News (#07-08 July-August 2017)


Siemens filed claim to return turbines from Crimea

The German concern Siemens filed a claim against Technopromexport (Rostech structure) and St. Petersburg JVC Siemens Gas Turbine Technologies to Moscow Arbitration Court.

The court case file did not state the reason for filing the claim; however, the plaintiff demands “to prevent further shipments to the Crimea and return of previously delivered equipment to Taman, its original destination”.

Earlier, the Reuters news agency reported that Russia supplied two turbines for power plants produced by Siemens to occupied Crimea. Shipments were carried out bypassing sanctions. Siemens stated that its turbines could not get into Crimea. In its turn, the Russian state-owned company Technopromexport, which builds power plants in Crimea, claimed that it bought equipment on the secondary market, but refused to disclose the manufacturer.


Kiev court canceled ban on delivering goods to Crimea

A Kiev Administrative Court of Appeal has changed the ruling of the court of first instance by delivering a judgment, which invalidated the first clause of the Order of the Cabinet of Ministers No.1035 of 16 December 2015.
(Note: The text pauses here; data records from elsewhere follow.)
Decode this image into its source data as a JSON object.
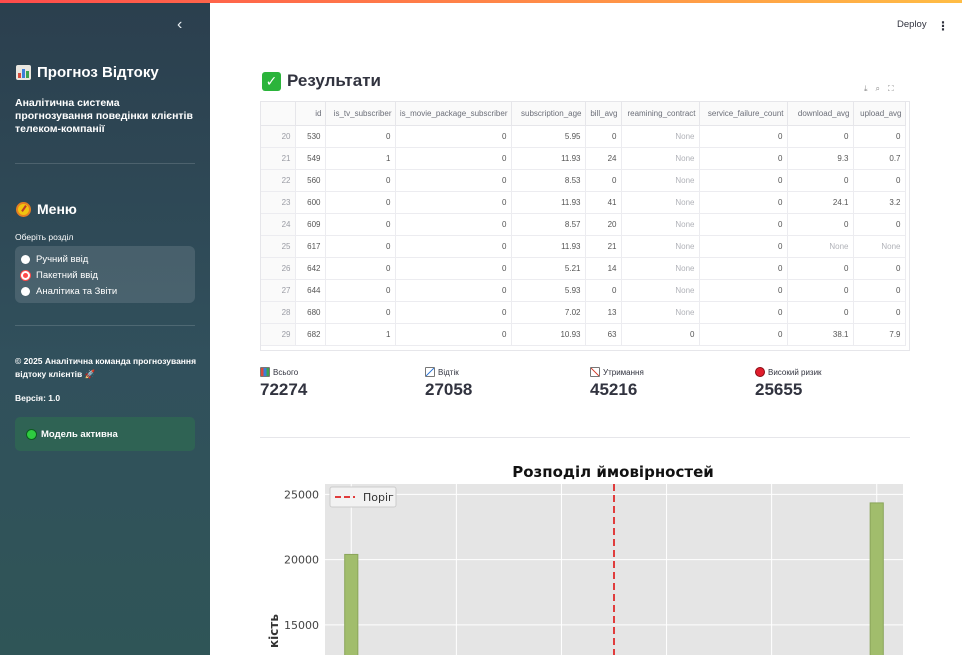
{
  "sidebar": {
    "title": "Прогноз Відтоку",
    "subtitle": "Аналітична система прогнозування поведінки клієнтів телеком-компанії",
    "menu_title": "Меню",
    "menu_label": "Оберіть розділ",
    "options": [
      "Ручний ввід",
      "Пакетний ввід",
      "Аналітика та Звіти"
    ],
    "selected_option": "Пакетний ввід",
    "footer": "© 2025 Аналітична команда прогнозування відтоку клієнтів 🚀",
    "version": "Версія: 1.0",
    "status": "Модель активна"
  },
  "header": {
    "deploy": "Deploy",
    "menu_icon": "⋮"
  },
  "main": {
    "results_title": "Результати",
    "table": {
      "columns": [
        "id",
        "is_tv_subscriber",
        "is_movie_package_subscriber",
        "subscription_age",
        "bill_avg",
        "reamining_contract",
        "service_failure_count",
        "download_avg",
        "upload_avg"
      ],
      "rows": [
        [
          "20",
          "530",
          "0",
          "0",
          "5.95",
          "0",
          "None",
          "0",
          "0",
          "0"
        ],
        [
          "21",
          "549",
          "1",
          "0",
          "11.93",
          "24",
          "None",
          "0",
          "9.3",
          "0.7"
        ],
        [
          "22",
          "560",
          "0",
          "0",
          "8.53",
          "0",
          "None",
          "0",
          "0",
          "0"
        ],
        [
          "23",
          "600",
          "0",
          "0",
          "11.93",
          "41",
          "None",
          "0",
          "24.1",
          "3.2"
        ],
        [
          "24",
          "609",
          "0",
          "0",
          "8.57",
          "20",
          "None",
          "0",
          "0",
          "0"
        ],
        [
          "25",
          "617",
          "0",
          "0",
          "11.93",
          "21",
          "None",
          "0",
          "None",
          "None"
        ],
        [
          "26",
          "642",
          "0",
          "0",
          "5.21",
          "14",
          "None",
          "0",
          "0",
          "0"
        ],
        [
          "27",
          "644",
          "0",
          "0",
          "5.93",
          "0",
          "None",
          "0",
          "0",
          "0"
        ],
        [
          "28",
          "680",
          "0",
          "0",
          "7.02",
          "13",
          "None",
          "0",
          "0",
          "0"
        ],
        [
          "29",
          "682",
          "1",
          "0",
          "10.93",
          "63",
          "0",
          "0",
          "38.1",
          "7.9"
        ]
      ]
    },
    "metrics": [
      {
        "label": "Всього",
        "value": "72274",
        "icon": "bar-chart-icon"
      },
      {
        "label": "Відтік",
        "value": "27058",
        "icon": "trend-down-icon"
      },
      {
        "label": "Утримання",
        "value": "45216",
        "icon": "trend-up-icon"
      },
      {
        "label": "Високий ризик",
        "value": "25655",
        "icon": "red-circle-icon"
      }
    ]
  },
  "chart_data": {
    "type": "bar",
    "title": "Розподіл ймовірностей",
    "ylabel": "кість",
    "ylim": [
      12000,
      25800
    ],
    "yticks": [
      15000,
      20000,
      25000
    ],
    "bars": [
      {
        "x": 0.0,
        "value": 20400
      },
      {
        "x": 1.0,
        "value": 24350
      }
    ],
    "threshold": 0.5,
    "legend": "Поріг",
    "legend_position": "top-left",
    "bar_color": "#a1bd6c",
    "threshold_color": "#e03c3c",
    "grid": true
  }
}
A reminder that the Cabinet of Ministers limited deliveries of certain goods (works, services) from Crimea to other territories of Ukraine and back. For the period of temporary occupation, such deliveries were prohibited, except for personal belongings of citizens and socially significant foodstuffs moved by citizens, the total invoiced value of which did not exceed equivalent of UAH 10,000, and total weight of which did not exceed 50 kg per person.

This rule was applied in case when a person who imported goods to the temporarily occupied territory of Ukraine, entered it no more than once a day.

The Order did not cover:

— electricity delivery from temporarily occupied territory to other territories of Ukraine and/or from other territories of Ukraine to the temporarily occupied territory. Such deliveries were carried out in accordance with a decision adopted by the National Security and Defence Council;

— delivery from the temporarily occupied territory to other territories of Ukraine of goods of strategic importance for the state economy and security sectors, as confirmed by the Ministry of Economic Development;

— import to the temporarily occupied territory of humanitarian aid provided by international humanitarian organizations in accordance with the list approved by the Ministry of Social Policy.
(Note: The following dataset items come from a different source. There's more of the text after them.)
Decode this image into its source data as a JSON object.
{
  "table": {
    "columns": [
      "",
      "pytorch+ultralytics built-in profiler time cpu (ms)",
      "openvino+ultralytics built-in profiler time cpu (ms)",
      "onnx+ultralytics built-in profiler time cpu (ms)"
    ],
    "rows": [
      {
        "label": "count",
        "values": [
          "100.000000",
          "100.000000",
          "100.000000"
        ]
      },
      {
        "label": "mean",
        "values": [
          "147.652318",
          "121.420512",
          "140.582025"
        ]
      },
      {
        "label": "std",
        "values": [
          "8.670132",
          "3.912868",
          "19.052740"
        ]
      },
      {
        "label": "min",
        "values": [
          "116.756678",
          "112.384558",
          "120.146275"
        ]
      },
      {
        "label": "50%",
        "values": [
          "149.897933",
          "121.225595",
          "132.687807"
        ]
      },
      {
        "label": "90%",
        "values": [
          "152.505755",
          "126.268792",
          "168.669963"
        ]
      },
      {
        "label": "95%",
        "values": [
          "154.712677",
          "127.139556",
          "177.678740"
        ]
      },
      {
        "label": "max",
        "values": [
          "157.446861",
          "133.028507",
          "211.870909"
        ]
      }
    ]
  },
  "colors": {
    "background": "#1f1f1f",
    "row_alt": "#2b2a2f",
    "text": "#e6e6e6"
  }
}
The judgment of Kiev Administrative Court of Appeal in case No.826/9502/16 was delivered on 14 June 2017 and came into force from the date of its publishing.


International Court in The Hague ruled against the RF for arrest of Greenpeace vessel

The International Arbitration Court in The Hague has, in the Netherlands–Russia controversy, ordered the Russian Federation to pay the Netherlands EUR 5.4 million for violating the UN Convention on the Law of the Sea.

On 18 September 2013 the Greenpeace organization staged a protest action on the vessel Arctic Sunrise with 30 people aboard, near the Russian offshore oil platform located in the Barents Sea in the Russian economic zone. On 19 September Russian state authorities arrested the vessel and everybody on board.

The vessel was towed to Murmansk, where it was held despite the demands of the Netherlands to release the vessel. Thirty crew members were arrested and taken into custody and later charged with administrative and criminal offences. At the end of November 2013, they were released on bail, and after 18 December 2013 they were amnestied. On 6 June 2014 the attachment from Arctic Sunrise was removed and on 9 August 2014 the vessel returned to Amsterdam.

But on 4 October 2013 official Amsterdam filed a lawsuit against the Russian Federation.

In 2015 a group of five members based in Vienna decided that Russia was responsible for seizing the vessel in accordance with the UN Convention on the Law of the Sea. Now the arbitration has determined the sum of compensation for damage to the vessel, as well as for illegal arrest and related moral harm to the 30 people who were on board. Russia must also pay interest in addition to the specified sum of compensation.


UAH 2.834 billion recovered from ESU, SCM subsidiary company

The Economic Court of Kiev recovered UAH 2.834 billion for Ukreximbank from ESU, a subsidiary company of SCM (owner of a 92.79% stake in Ukrtelecom). This is stated in its decision of 11 July.

In April 2013 the bank redeemed company bonds for the sum of UAH 2.254 billion. But ESU failed to repay the bonds in due time, in March 2017. The court upheld the Ukreximbank claim, including fines, punitive damages and unpaid interest.

On 11 July the court also accepted the claim filed by the State Property Fund of Ukraine against ESU and Ukreximbank for recovery of UAH 2.171 billion.

A reminder that another state-owned bank, Oschadbank, filed a claim against Ukrtelecom and demanded repayment of debt in the amount of UAH 1.1 billion under unpaid bonds.